L’Aquila – “Quello di quest’anno sarà senz’altro un anniversario meno mediatico, ma sarà ugualmente molto intenso a livello emotivo e spirituale”. Ad affermarlo è don Claudio Tracanna, foto, direttore dell’Ufficio per le Comunicazioni Sociali dell’arcidiocesi di L’Aquila e del quindicinale diocesano “Vola”, intervistato da Michele Luppi, inviato Sir a L’Aquila. “Quest’anno – spiega – le celebrazioni per il terzo anniversario del terremoto, il prossimo 6 aprile, cadranno nel cuore del triduo Pasquale, al Venerdì Santo, che oltre a una grande valenza religiosa, ha per L’Aquila una forte connotazione popolare: proprio in quell’occasione, tre anni fa, furono celebrati i funerali di Stato delle vittime del sisma”. Le celebrazioni si concentreranno in particolare nella notte tra il 5 e il 6 aprile. Si inizierà alle 21.30 nella basilica di Collemaggio con la Messa in Coena Domini celebrata dall’arcivescovo Giuseppe Molinari. A seguire la parte civile della commemorazione con la fiaccolata per le vie del centro storico, in gran parte ancora chiuso, fino a piazza Duomo dove la campana della chiesa di Santa Maria del Suffragio scandirà i 311 rintocchi (309 per le vittime del terremoto e due per le giovani che lo scorso anno morirono in un incidente proprio di ritorno dalla fiaccolata). “Nella giornata di venerdì – continua il direttore – ci sarà, invece, la tradizionale processione del Cristo morto per le strade del centro. Ogni anno vengono scelte alcune associazioni invitate ad accompagnare la statua: quest’anno è stato chiesto ai parenti delle vittime. Sarà un altro modo per ricordare, anche se è difficile dimenticare vivendo quotidianamente i disagi del post-sisma”.

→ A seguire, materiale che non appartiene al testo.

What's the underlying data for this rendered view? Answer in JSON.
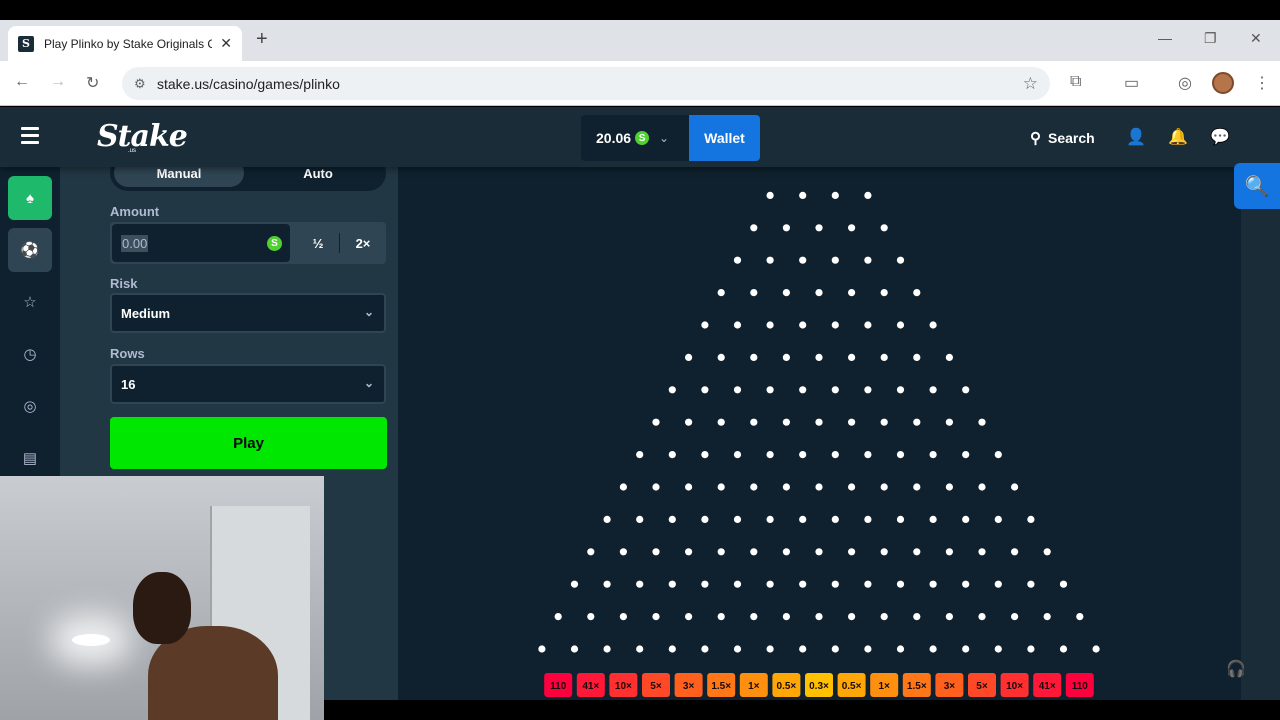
{
  "browser": {
    "tab_title": "Play Plinko by Stake Originals C",
    "url": "stake.us/casino/games/plinko"
  },
  "header": {
    "balance": "20.06",
    "currency_symbol": "S",
    "wallet_label": "Wallet",
    "search_label": "Search"
  },
  "panel": {
    "mode_manual": "Manual",
    "mode_auto": "Auto",
    "amount_label": "Amount",
    "amount_value": "0.00",
    "half_label": "½",
    "double_label": "2×",
    "risk_label": "Risk",
    "risk_value": "Medium",
    "rows_label": "Rows",
    "rows_value": "16",
    "play_label": "Play"
  },
  "game": {
    "rows": 16,
    "multipliers": [
      "110",
      "41×",
      "10×",
      "5×",
      "3×",
      "1.5×",
      "1×",
      "0.5×",
      "0.3×",
      "0.5×",
      "1×",
      "1.5×",
      "3×",
      "5×",
      "10×",
      "41×",
      "110"
    ],
    "multiplier_colors": [
      "#ff003f",
      "#ff1837",
      "#ff302f",
      "#ff4827",
      "#ff601e",
      "#ff7716",
      "#ff8f0e",
      "#ffa706",
      "#ffc000",
      "#ffa706",
      "#ff8f0e",
      "#ff7716",
      "#ff601e",
      "#ff4827",
      "#ff302f",
      "#ff1837",
      "#ff003f"
    ]
  },
  "colors": {
    "bg_dark": "#0f212e",
    "bg_main": "#1a2c38",
    "panel": "#213743",
    "play_green": "#00e701",
    "wallet_blue": "#1475e1"
  }
}
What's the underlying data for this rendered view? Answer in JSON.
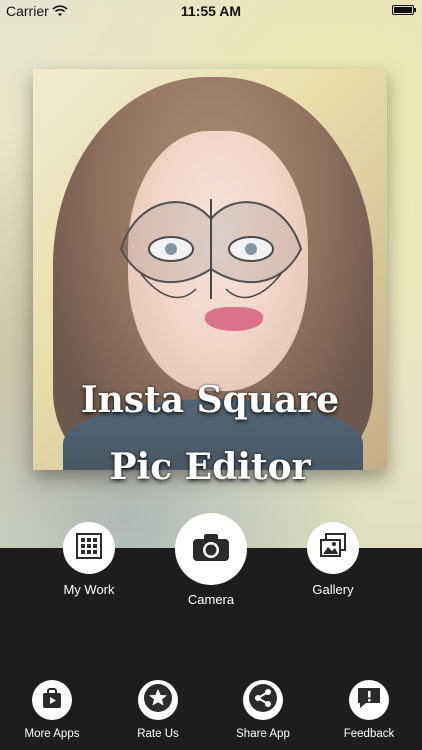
{
  "status_bar": {
    "carrier": "Carrier",
    "time": "11:55 AM"
  },
  "title": {
    "line1": "Insta Square",
    "line2": "Pic Editor"
  },
  "actions": {
    "my_work": "My Work",
    "camera": "Camera",
    "gallery": "Gallery"
  },
  "bottom_nav": {
    "more_apps": "More Apps",
    "rate_us": "Rate Us",
    "share_app": "Share App",
    "feedback": "Feedback"
  },
  "icons": {
    "my_work": "grid-icon",
    "camera": "camera-icon",
    "gallery": "gallery-icon",
    "more_apps": "store-bag-icon",
    "rate_us": "star-icon",
    "share_app": "share-icon",
    "feedback": "feedback-icon"
  },
  "colors": {
    "bottom_background": "#1d1d1d",
    "button_fill": "#ffffff",
    "icon_color": "#2b2b2b"
  }
}
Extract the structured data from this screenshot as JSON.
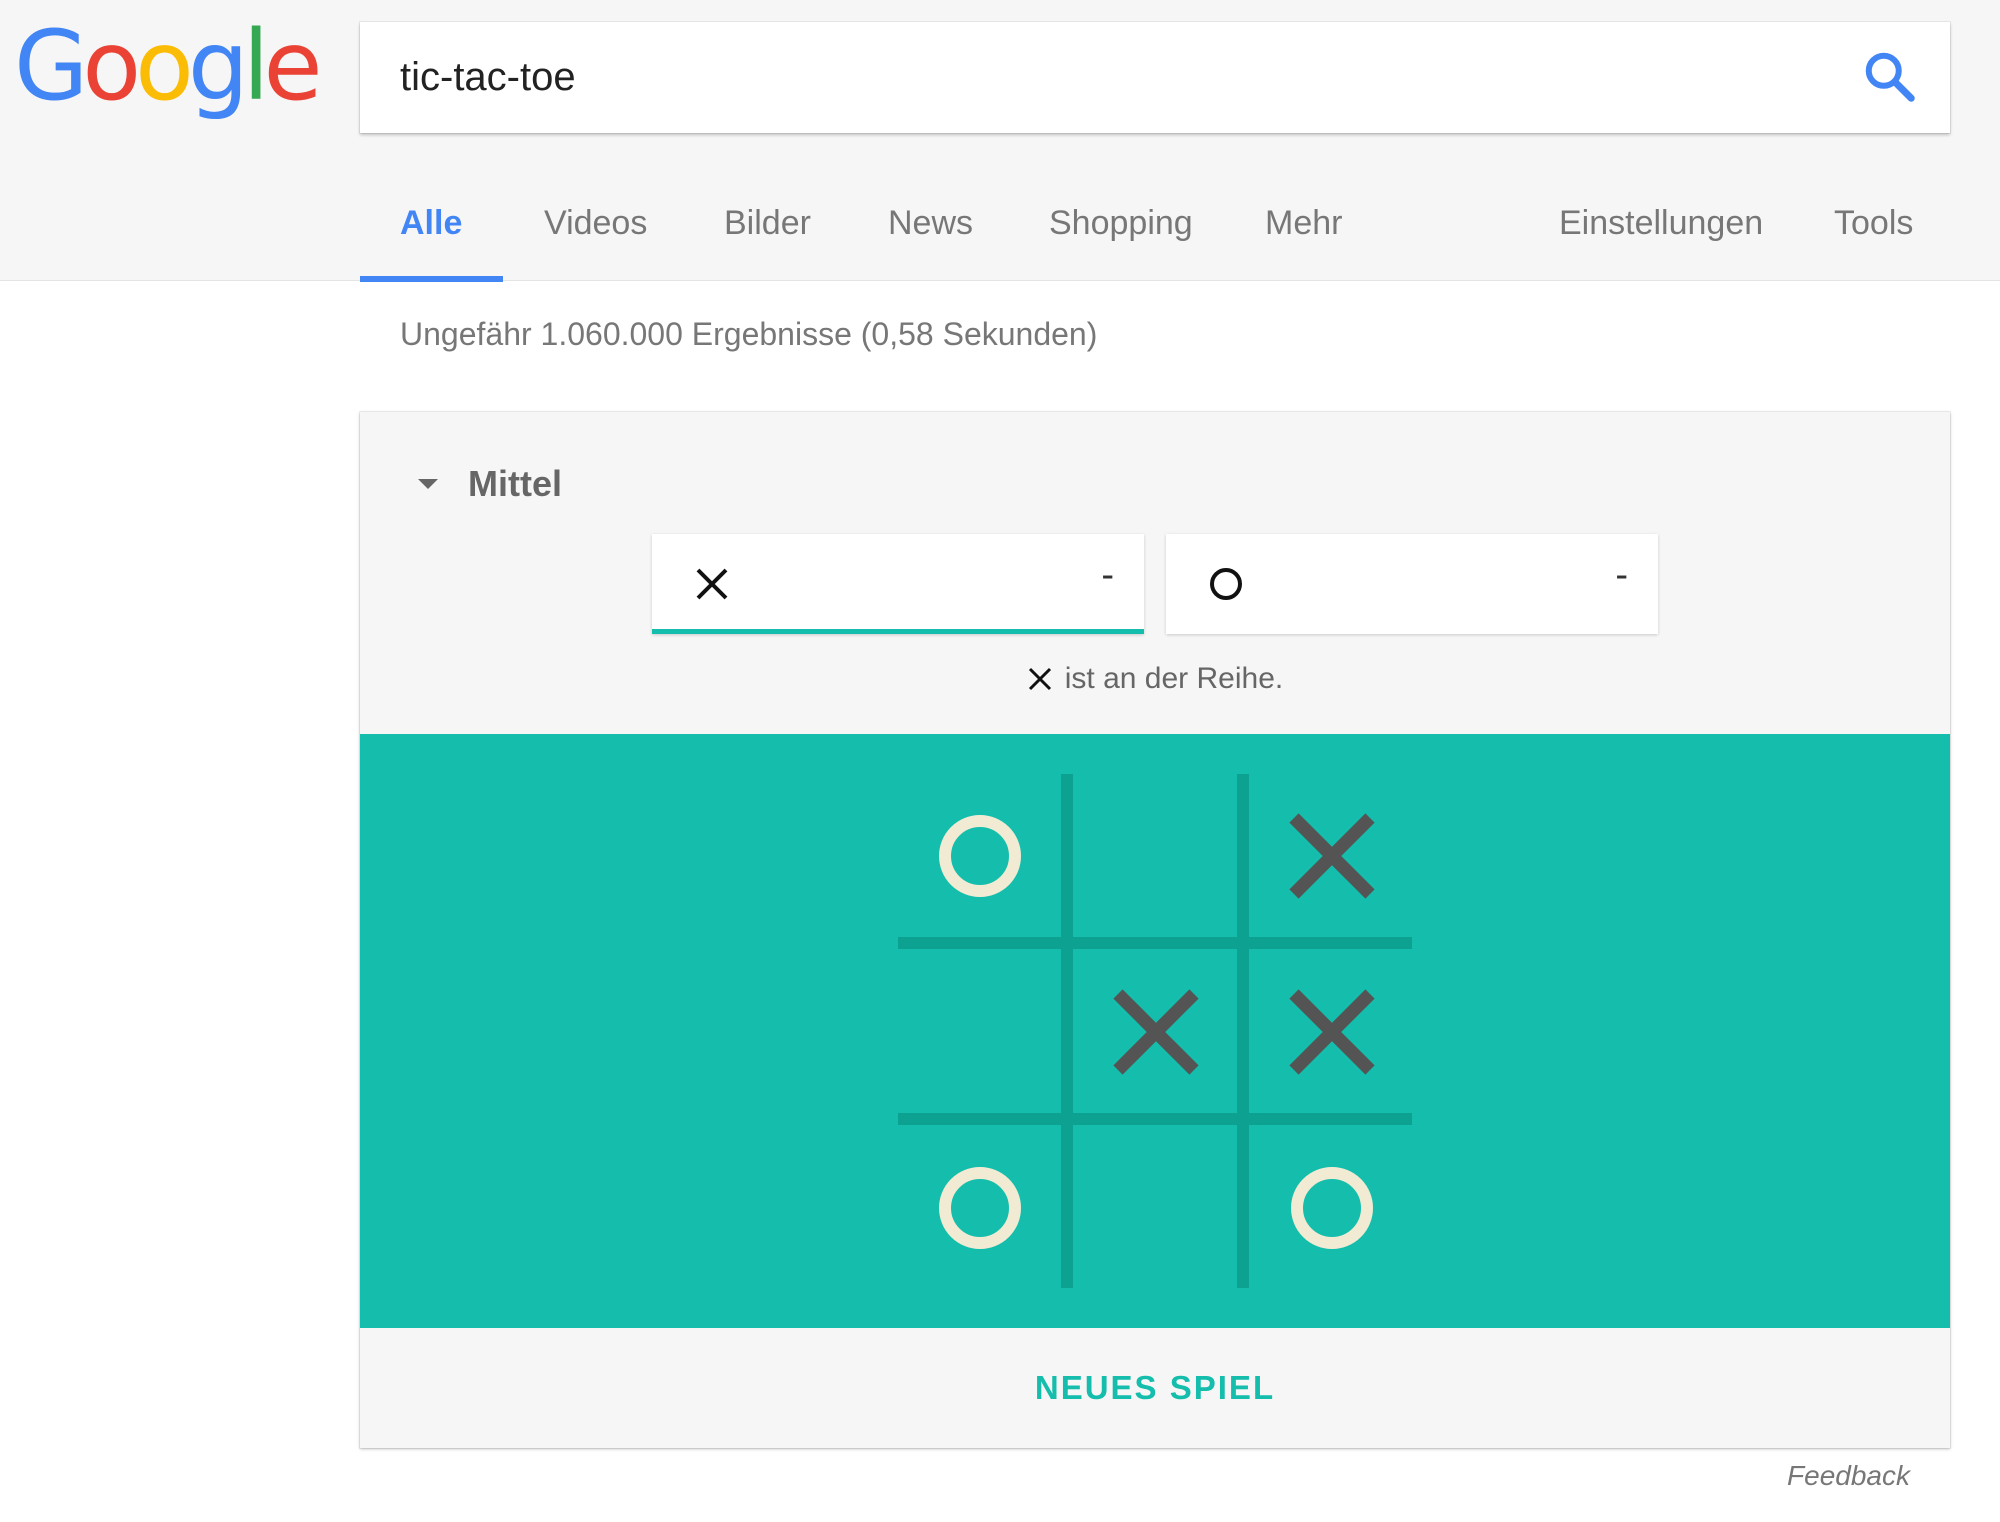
{
  "search": {
    "query": "tic-tac-toe"
  },
  "logo": {
    "text": "Google"
  },
  "tabs": [
    {
      "label": "Alle",
      "active": true
    },
    {
      "label": "Videos"
    },
    {
      "label": "Bilder"
    },
    {
      "label": "News"
    },
    {
      "label": "Shopping"
    },
    {
      "label": "Mehr"
    },
    {
      "label": "Einstellungen"
    },
    {
      "label": "Tools"
    }
  ],
  "result_stats": "Ungefähr 1.060.000 Ergebnisse (0,58 Sekunden)",
  "game": {
    "difficulty": "Mittel",
    "score_x": "-",
    "score_o": "-",
    "turn_text": "ist an der Reihe.",
    "current_player": "X",
    "board": [
      "O",
      "",
      "X",
      "",
      "X",
      "X",
      "O",
      "",
      "O"
    ],
    "new_game_label": "NEUES SPIEL"
  },
  "feedback": "Feedback",
  "colors": {
    "accent": "#4285f4",
    "board": "#14bdac",
    "grid_line": "#0da192",
    "x_mark": "#545454",
    "o_mark": "#f2ebd3"
  },
  "icons": {
    "search": "search-icon",
    "difficulty": "caret-down-icon",
    "x": "x-mark-icon",
    "o": "o-mark-icon"
  }
}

—Don Tracanna, a distanza di tre anni qual è la “normalità” di L’Aquila?
—“È quella che i cittadini hanno cercato di costruire con forza e tenacia. Più che una riorganizzazione della vita, pianificata e studiata a tavolino dalle Istituzioni, quella in cui viviamo è una realtà nata spontaneamente dalla volontà della gente di non perdersi. Nonostante lo sradicamento di molti dalle proprie case e comunità, la mancanza di luoghi d’incontro e punti di riferimento, i cittadini hanno reagito trasformando quello che c’è, dai bar ai centri commerciali, dalle strade agli spazi pubblici fino alle parrocchie, in occasioni d’incontro. Fin dai primi mesi come Chiesa abbiamo sottolineato la necessità di dotare i nuovi centri, come i quartieri del progetto CASE o i MAP (Moduli Abitativi Provvisori), di spazi di aggregazione, ma è stato fatto poco. Una situazione in cui le persone rischiano di sentirsi sole, specialmente gli anziani”.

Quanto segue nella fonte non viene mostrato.